Related to North Africa’s indigenous Amazigh (or Berber) peoples, the Tuareg resisted French colonialism into the late 19th century, earning a reputation as fierce and cunning desert warriors. With the end of French colonial rule in the 1960s, Tuareg society found itself divided among the newly independent nations. The rebellion against Mali’s military government in the early ‘90s dispersed the Tuareg further, leaving many exiled in refugee camps in Mauritania, Algeria and Burkino Faso.

Tinariwen’s UC Theatre date is the only Bay Area stop on a tour following the release of a new CD, Elwan (Anti-), a searing album laced with anger and dismay at the ongoing chaos since radical Islamic insurgents took over northern Mali in 2012 and banned musical instruments and performances. Led by guitarist and vocalist Alhassane Ag Touhami, a founding member known as the Lion of the Desert for his role in the early 1990s Tuareg insurgency against Mali’s government, the band’s latest incarnation features a new generation of musicians.

“The responsibility is huge,” said electric bassist Eyadou Ag Leche, speaking in French through an interpreter before a concert in San Francisco. “Tinariwen today are like ambassadors of Tuaregs worldwide. Tuareg children watch them, know everything they do, where they’ve been, what they’ve played and what they’ve done.

“Ever since I was born I was aware of the implications of Tinariwen,” he continues. “I grew up with this music. As a kid I would follow them around. I played guitar and at a certain point the idea just came to me to start playing electric bass. When they started performing outside of Mali in 2001, they chose a few young Tuaregs who were involved in their music to work with them. That’s how I started touring with them.”

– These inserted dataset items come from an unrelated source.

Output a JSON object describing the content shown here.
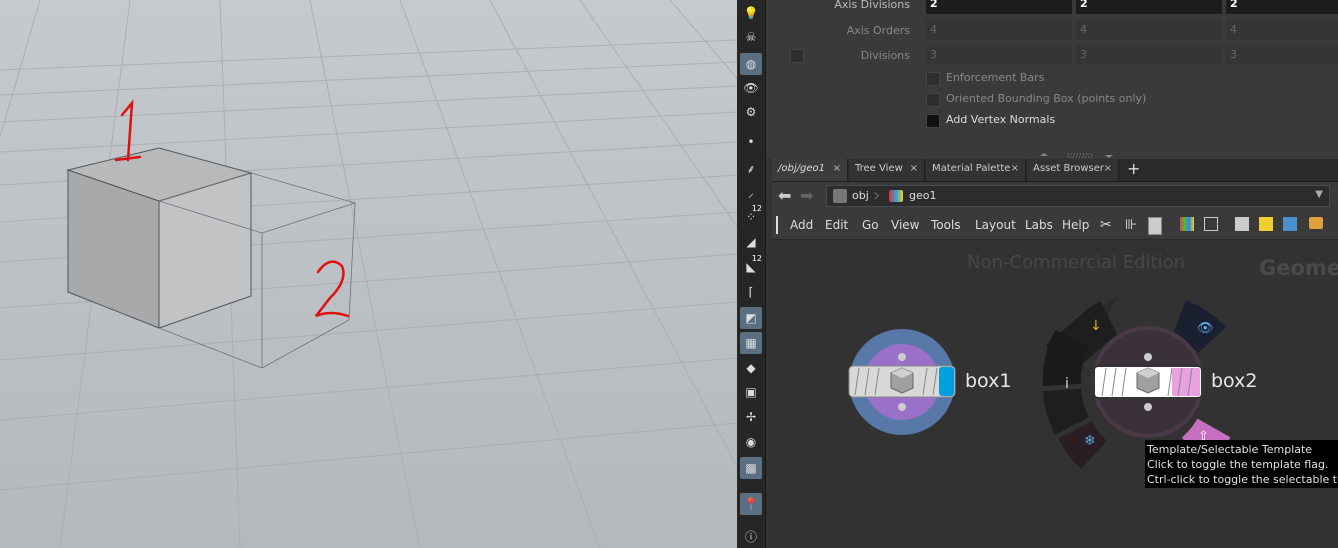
{
  "viewport": {
    "annotations": [
      "1",
      "2"
    ]
  },
  "parameters": {
    "rows": [
      {
        "label": "Axis Divisions",
        "values": [
          "2",
          "2",
          "2"
        ]
      },
      {
        "label": "Axis Orders",
        "values": [
          "4",
          "4",
          "4"
        ]
      },
      {
        "label": "Divisions",
        "values": [
          "3",
          "3",
          "3"
        ]
      }
    ],
    "checkboxes": [
      {
        "label": "Enforcement Bars",
        "checked": false
      },
      {
        "label": "Oriented Bounding Box (points only)",
        "checked": false
      },
      {
        "label": "Add Vertex Normals",
        "checked": true
      }
    ]
  },
  "tabs": [
    {
      "label": "/obj/geo1"
    },
    {
      "label": "Tree View"
    },
    {
      "label": "Material Palette"
    },
    {
      "label": "Asset Browser"
    }
  ],
  "tab_add_label": "+",
  "tab_close_label": "×",
  "path": {
    "segments": [
      "obj",
      "geo1"
    ]
  },
  "menu": [
    "Add",
    "Edit",
    "Go",
    "View",
    "Tools",
    "Layout",
    "Labs",
    "Help"
  ],
  "network": {
    "watermark": "Non-Commercial Edition",
    "context_label": "Geome",
    "nodes": [
      {
        "name": "box1"
      },
      {
        "name": "box2"
      }
    ]
  },
  "tooltip": {
    "lines": [
      "Template/Selectable Template",
      "Click to toggle the template flag.",
      "Ctrl-click to toggle the selectable template"
    ]
  },
  "colors": {
    "bypass_flag": "#00a0e0",
    "template_flag": "#e8a0e0",
    "node_ring": "#5878a8",
    "node_inner": "#9a70c8",
    "annotation": "#e01010"
  }
}
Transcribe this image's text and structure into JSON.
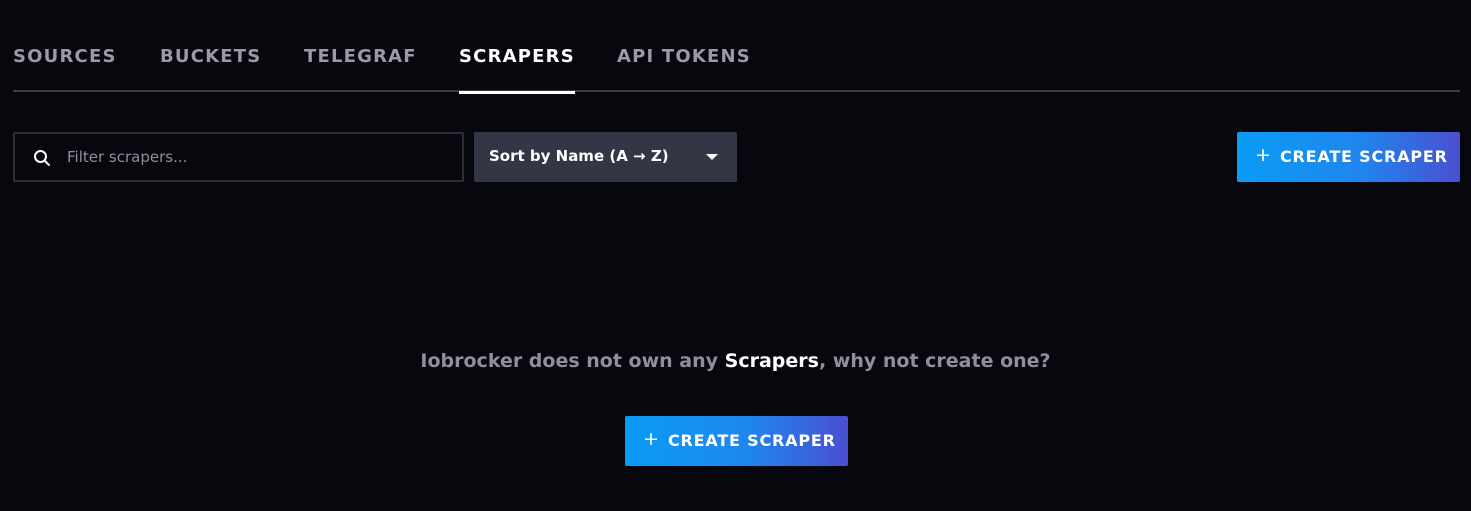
{
  "tabs": [
    {
      "label": "SOURCES",
      "active": false
    },
    {
      "label": "BUCKETS",
      "active": false
    },
    {
      "label": "TELEGRAF",
      "active": false
    },
    {
      "label": "SCRAPERS",
      "active": true
    },
    {
      "label": "API TOKENS",
      "active": false
    }
  ],
  "toolbar": {
    "search_placeholder": "Filter scrapers...",
    "search_value": "",
    "sort_label": "Sort by Name (A → Z)",
    "create_plus": "+",
    "create_label": "CREATE SCRAPER"
  },
  "empty_state": {
    "prefix": "Iobrocker does not own any ",
    "highlight": "Scrapers",
    "suffix": ", why not create one?",
    "create_plus": "+",
    "create_label": "CREATE SCRAPER"
  },
  "icons": {
    "search": "search-icon",
    "caret": "chevron-down-icon",
    "plus": "plus-icon"
  },
  "colors": {
    "background": "#07080d",
    "active_tab": "#ffffff",
    "inactive_tab": "#9a9aa8",
    "dropdown_bg": "#343545",
    "button_gradient_start": "#0a9cf5",
    "button_gradient_end": "#4a4fd0"
  }
}
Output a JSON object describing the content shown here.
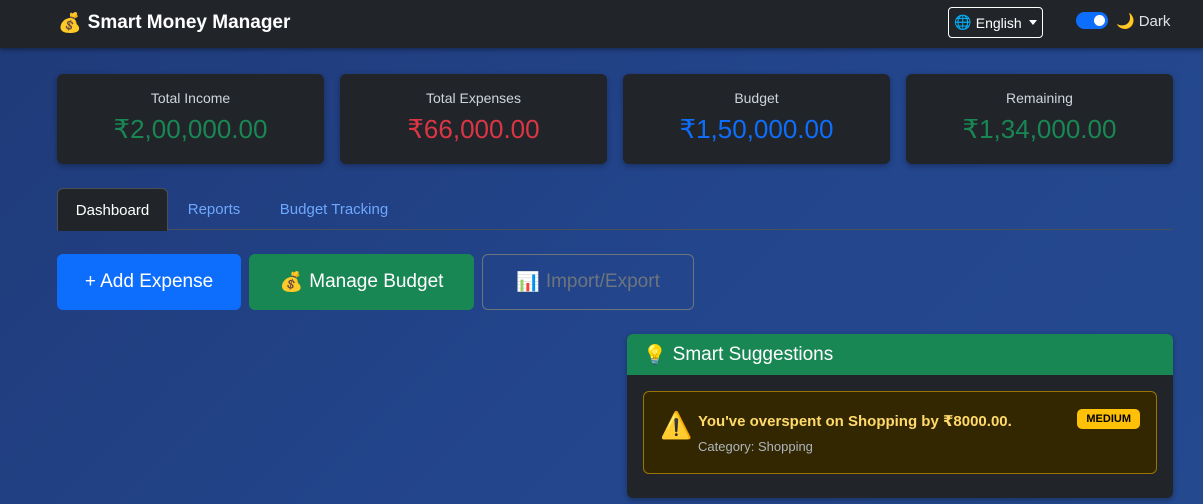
{
  "navbar": {
    "brand_icon": "💰",
    "brand": "Smart Money Manager",
    "language_icon": "🌐",
    "language": "English",
    "theme_icon": "🌙",
    "theme_label": "Dark"
  },
  "stats": [
    {
      "label": "Total Income",
      "value": "₹2,00,000.00",
      "color": "#198754"
    },
    {
      "label": "Total Expenses",
      "value": "₹66,000.00",
      "color": "#dc3545"
    },
    {
      "label": "Budget",
      "value": "₹1,50,000.00",
      "color": "#0d6efd"
    },
    {
      "label": "Remaining",
      "value": "₹1,34,000.00",
      "color": "#198754"
    }
  ],
  "tabs": [
    {
      "label": "Dashboard",
      "active": true
    },
    {
      "label": "Reports",
      "active": false
    },
    {
      "label": "Budget Tracking",
      "active": false
    }
  ],
  "actions": {
    "add_expense": "+ Add Expense",
    "manage_budget_icon": "💰",
    "manage_budget": "Manage Budget",
    "import_export_icon": "📊",
    "import_export": "Import/Export"
  },
  "suggestions": {
    "icon": "💡",
    "title": "Smart Suggestions",
    "items": [
      {
        "icon": "⚠️",
        "message": "You've overspent on Shopping by ₹8000.00.",
        "category": "Category: Shopping",
        "priority": "MEDIUM"
      }
    ]
  }
}
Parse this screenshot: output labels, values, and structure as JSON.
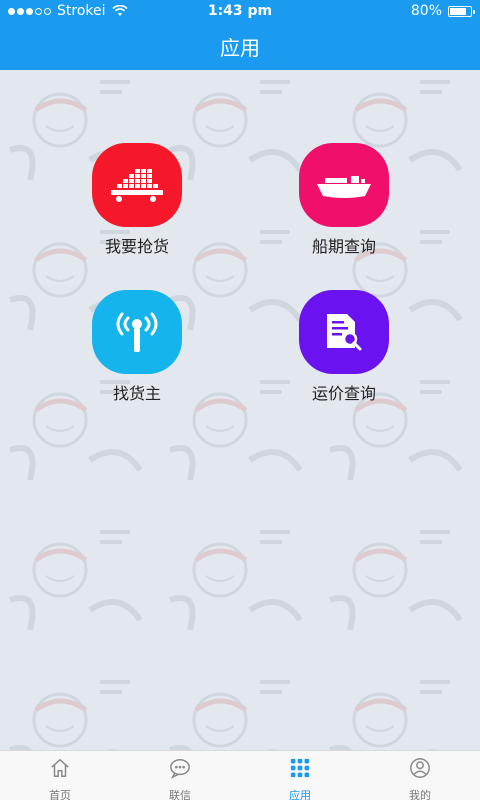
{
  "status_bar": {
    "carrier": "Strokei",
    "time": "1:43 pm",
    "battery_percent": "80%",
    "battery_level": 0.8
  },
  "header": {
    "title": "应用"
  },
  "apps": [
    {
      "label": "我要抢货",
      "color": "#f5182b",
      "icon": "containers-truck-icon"
    },
    {
      "label": "船期查询",
      "color": "#f0106b",
      "icon": "ship-icon"
    },
    {
      "label": "找货主",
      "color": "#16b4ec",
      "icon": "signal-tower-icon"
    },
    {
      "label": "运价查询",
      "color": "#6a12f0",
      "icon": "document-search-icon"
    }
  ],
  "tabbar": {
    "items": [
      {
        "label": "首页",
        "icon": "home-icon",
        "active": false
      },
      {
        "label": "联信",
        "icon": "chat-icon",
        "active": false
      },
      {
        "label": "应用",
        "icon": "grid-icon",
        "active": true
      },
      {
        "label": "我的",
        "icon": "profile-icon",
        "active": false
      }
    ],
    "active_color": "#1a9bf0"
  }
}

Recommended: ‘Space is the Place’

Pianist, keyboardist, bandleader, space traveler and intrepid Afrofuturist Sun Ra. Photo: Courtesy the artist

If you don’t feel like rocking out Saturday, you can travel the space ways at BAMPFA, where there’s a rare screening of Space is the Place, the legendary 1974 Afrofuturist film featuring a score by Sun Ra. Directed by John Coney and written by Sun Ra and Joshua Smith, the film was partly inspired by a 1971 course that Sun Ra taught at Cal “The Black Man and the Cosmos.” Jim Newman, who years later founded the Other Minds festival with Charles Amirkhanian, produced the film, and he’ll be on hand to say a few words before the screening. Shot in Oakland, San Francisco, San Jose, and Richmond, Space is the Place is rarely screened, and BAMPFA is presenting the rare uncut version.